In reply to by sealx017

Going back to the question of breaking V as, V=A+C+E and specifying MZ cov as A+C and DZ cov as 0.5A+C, will it be unidentifiable in that case?

No, I don't see why it would be.

Estimate of V looked fine but separately A, C and E estimates were different than the original.

I'm not sure what you mean by "different from the original", but for a given sample size, the estimate of the total variance will have more statistical precision than any of the variance components.

And also, what does keeping elements free or fixed mean?

Each element of an MxMatrix is either fixed or free, as set by the value provided for argument `free` to `mxMatrix()`. An element that is free is a free parameter the value of which will be changed by the numerical optimizer during its search for a solution. An element that is fixed is treated as constant by the optimizer.

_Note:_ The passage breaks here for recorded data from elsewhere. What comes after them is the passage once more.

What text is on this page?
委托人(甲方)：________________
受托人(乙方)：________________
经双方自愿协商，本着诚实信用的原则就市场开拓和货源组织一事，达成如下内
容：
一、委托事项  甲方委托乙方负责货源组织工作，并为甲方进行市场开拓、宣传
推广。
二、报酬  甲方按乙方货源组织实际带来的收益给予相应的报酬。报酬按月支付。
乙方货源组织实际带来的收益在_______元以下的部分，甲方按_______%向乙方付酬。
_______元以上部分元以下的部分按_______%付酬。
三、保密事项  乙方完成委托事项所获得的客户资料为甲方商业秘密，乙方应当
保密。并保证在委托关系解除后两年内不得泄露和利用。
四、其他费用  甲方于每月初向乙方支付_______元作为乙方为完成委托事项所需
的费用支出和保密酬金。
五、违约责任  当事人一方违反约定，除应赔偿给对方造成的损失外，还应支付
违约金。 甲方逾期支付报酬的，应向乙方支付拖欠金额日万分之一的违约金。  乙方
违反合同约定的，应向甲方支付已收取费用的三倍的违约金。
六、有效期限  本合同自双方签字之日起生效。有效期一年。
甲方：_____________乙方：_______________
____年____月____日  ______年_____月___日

Replied on Mon, 08/20/2018 - 16:18
Picture of user. AdminRobK Joined: 01/24/2014

And another question, how does OpenMx calculates the estimates? In my understanding, these are the MLE's obtained by maximizing a multivariate likelihood? Is that correct?

If you're using `mxFitFunctionML()` (which you probably are), then yes, that's correct.